LOS ANGELES - There has always been speculation on the health risks and benefits of drinking coffee, but now a study by the Cleveland Clinic has found that the caffeinated beverage many Americans rely on to start our days may actually be beneficial for our bones.
Researchers studied 564 people and found that habitual coffee drinkers had a higher bone mineral density (BMD), a measurement reflecting the strength of one's bones, than non-coffee drinkers.
“Habitual coffee intake was positively and significantly associated with bone mineral density at the lumbar spine and femoral neck,” according to the study.
Chad Deal, M.D., of the Cleveland Clinic said, “Three metabolites, in particular, were associated with an increase in bone density in the population, and also, a decrease in the risk of fracture.”
While this information may be relieving news to java enthusiasts, it is important to consider the small size of the study. Deal said that the science around coffee consumption and bone health has been conflicted.

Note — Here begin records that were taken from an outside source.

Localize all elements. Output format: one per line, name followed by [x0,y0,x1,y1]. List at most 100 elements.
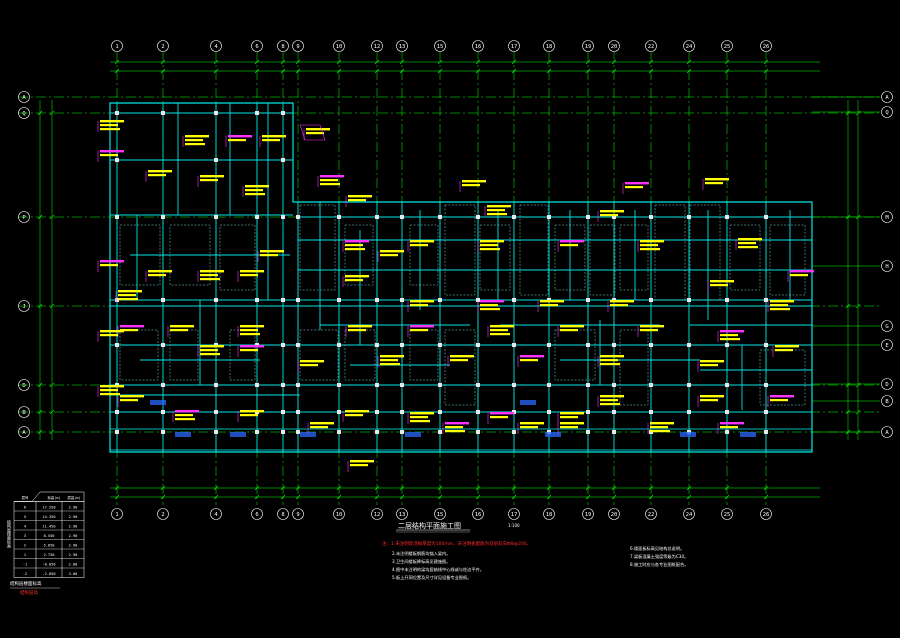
grid-bubble-label: 16 [475,512,482,518]
slab-hatch [520,400,536,405]
rebar-note-line [320,179,338,182]
rebar-note-line [600,395,624,398]
rebar-note [537,300,564,312]
rebar-note-line [410,325,434,328]
rebar-note [237,270,264,282]
rebar-note-line [610,300,634,303]
rebar-note [182,135,209,147]
room-outline [769,224,806,296]
rebar-note-line [540,304,558,307]
rebar-note [697,360,724,372]
rebar-note-line [240,410,264,413]
legend-cell: 2.90 [69,506,78,510]
rebar-note-line [650,430,670,433]
legend-cell: 2.90 [69,553,78,557]
column-node [214,430,218,434]
grid-bubble-label: 1 [115,512,118,518]
rebar-note [145,270,172,282]
notes-right-block: 6.楼面板标高见结构总说明。7.梁板混凝土强度等级为C30。8.施工时应与各专业… [630,545,688,569]
column-node [612,410,616,414]
note-line: 7.梁板混凝土强度等级为C30。 [630,554,689,559]
rebar-note-line [490,333,510,336]
rebar-note [557,412,584,424]
rebar-note-line [100,385,124,388]
rebar-note-line [770,395,794,398]
rebar-note-line [600,355,624,358]
rebar-note [303,128,330,140]
room-outline [169,224,211,286]
rebar-note-line [148,274,166,277]
column-node [161,111,165,115]
rebar-note-line [770,308,790,311]
rebar-note-line [480,248,500,251]
dim-tick [49,214,55,220]
grid-bubble [18,426,30,438]
grid-bubble [472,508,484,520]
rebar-note [257,250,284,262]
rebar-note-line [560,426,578,429]
rebar-note-line [410,412,434,415]
grid-bubble [881,339,893,351]
column-node [255,383,259,387]
grid-bubble [881,106,893,118]
grid-bubble-label: 10 [336,44,343,50]
rebar-note-line [228,135,252,138]
column-node [337,343,341,347]
column-node [612,430,616,434]
column-node [375,430,379,434]
grid-bubble [18,300,30,312]
rebar-note [557,240,584,252]
rebar-note-line [350,464,368,467]
rebar-note [197,270,224,282]
rebar-note-line [262,139,280,142]
rebar-note-line [148,270,172,273]
legend-cell: 2.80 [69,563,78,567]
rebar-note-line [410,304,428,307]
column-node [438,410,442,414]
room-outline [619,329,649,406]
rebar-note-line [320,183,340,186]
grid-bubble [251,508,263,520]
rebar-note-line [100,128,120,131]
rebar-note-line [100,330,124,333]
rebar-note [197,345,224,357]
rebar-note [637,240,664,252]
column-node [547,343,551,347]
rebar-note-line [345,414,363,417]
rebar-note [597,210,624,222]
slab-hatch [680,432,696,437]
rebar-note [342,275,369,287]
rebar-note [297,360,324,372]
grid-bubble-label: G [885,324,888,330]
legend-cell: 5.650 [44,544,55,548]
rebar-note-line [170,329,188,332]
rebar-note-line [320,175,344,178]
rebar-note [242,185,269,197]
rebar-note [717,330,744,342]
rebar-note-line [520,426,538,429]
rebar-note-line [345,410,369,413]
rebar-note-line [490,412,514,415]
grid-bubble-label: 20 [611,44,618,50]
column-node [649,410,653,414]
legend-header-cell: 层高(m) [68,495,81,500]
grid-bubble [881,211,893,223]
column-node [281,430,285,434]
grid-bubble [111,508,123,520]
grid-bubble-label: 1 [115,44,118,50]
column-node [281,215,285,219]
column-node [586,215,590,219]
rebar-note-line [600,403,620,406]
rebar-note [97,150,124,162]
rebar-note-line [240,270,264,273]
rebar-note-line [100,124,118,127]
grid-bubble-label: 18 [546,512,553,518]
column-node [214,298,218,302]
column-node [161,410,165,414]
beam-wall-outlines [109,102,813,453]
column-node [649,215,653,219]
rebar-note-line [600,210,624,213]
rebar-note-line [200,274,218,277]
rebar-note [597,395,624,407]
column-node [115,215,119,219]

Previous research has suggested that high caffeine consumption results in the body’s elimination of calcium, but according to Harvard Health Publishing, this theory has never been confirmed, and the effect of caffeine on calcium excretion is too small to be related to risk of osteoporosis.
FILE - A photograph of a cup of coffee.
But the university has even more good news for coffee fanatics, saying the addictive beverage has been linked to several health benefits, including a reduced risk of Type 2 diabetes, liver disease, gout and other illnesses.

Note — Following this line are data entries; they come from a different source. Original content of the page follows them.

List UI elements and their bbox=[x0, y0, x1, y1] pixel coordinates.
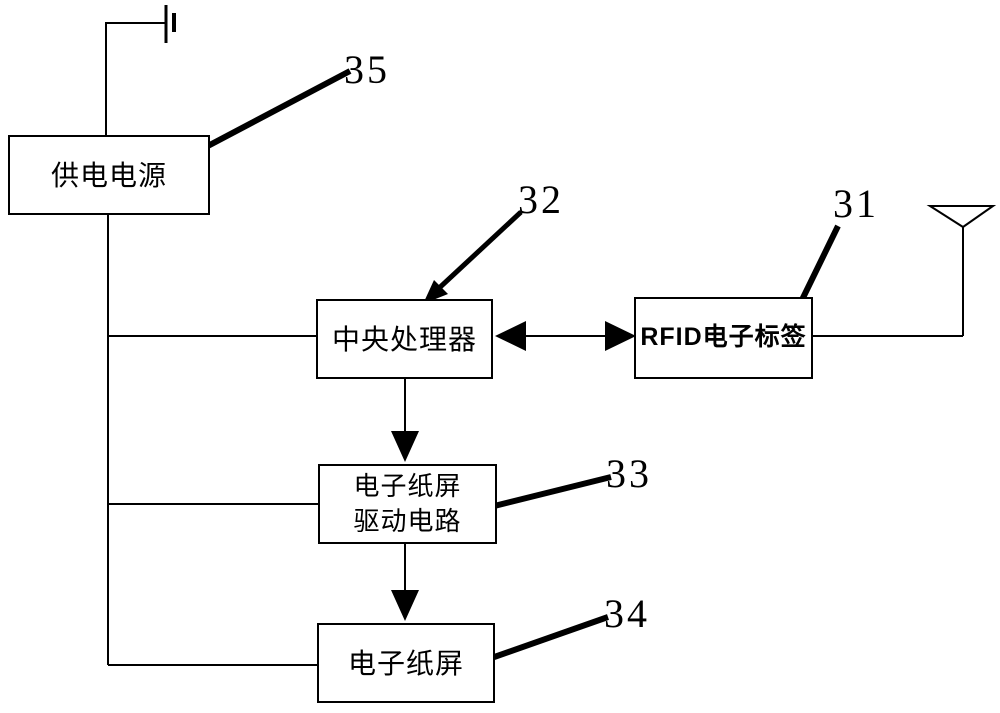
power-rail bbox=[107, 215, 318, 666]
node-power-supply-label: 供电电源 bbox=[50, 159, 167, 191]
leader-32 bbox=[423, 210, 523, 304]
ref-label-31: 31 bbox=[833, 181, 879, 226]
down-arrow-driver-epaper bbox=[391, 543, 419, 621]
node-cpu: 中央处理器 bbox=[316, 299, 493, 379]
bidirectional-arrow bbox=[495, 321, 636, 351]
ref-label-35: 35 bbox=[344, 47, 390, 92]
ref-label-34: 34 bbox=[604, 591, 650, 636]
node-rfid-tag-label: RFID电子标签 bbox=[640, 323, 807, 352]
antenna-icon bbox=[811, 205, 997, 337]
ref-label-33: 33 bbox=[606, 451, 652, 496]
node-epaper-label: 电子纸屏 bbox=[347, 647, 464, 679]
leader-31 bbox=[796, 224, 841, 308]
node-cpu-label: 中央处理器 bbox=[331, 323, 477, 355]
down-arrow-cpu-driver bbox=[391, 378, 419, 462]
node-rfid-tag: RFID电子标签 bbox=[634, 297, 813, 379]
node-power-supply: 供电电源 bbox=[8, 135, 210, 215]
node-epaper-driver: 电子纸屏 驱动电路 bbox=[318, 464, 497, 544]
ref-label-32: 32 bbox=[518, 177, 564, 222]
node-epaper-driver-label-line1: 电子纸屏 bbox=[353, 470, 462, 501]
power-top-wire bbox=[105, 22, 166, 135]
node-epaper-driver-label-line2: 驱动电路 bbox=[353, 506, 462, 536]
node-epaper: 电子纸屏 bbox=[317, 623, 495, 703]
leader-35 bbox=[185, 68, 352, 160]
battery-symbol bbox=[164, 5, 176, 43]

While there had previously been studies suggesting that coffee consumption could have negative effects on bone health, those same studies when analyzed, found that those those who drank more coffee also drank less calcium-containing beverages, which contributed to an increased risk of osteoporosis, said Harvard Health.
Researchers said that while excessive coffee drinkers have reported various negative side effects, multiple studies have "cleared" coffee as a cause of serious disease, including cancer and heart disease.
““Many studies have failed to identify serious medical risks associated with coffee drinking,” Harvard Health researchers wrote.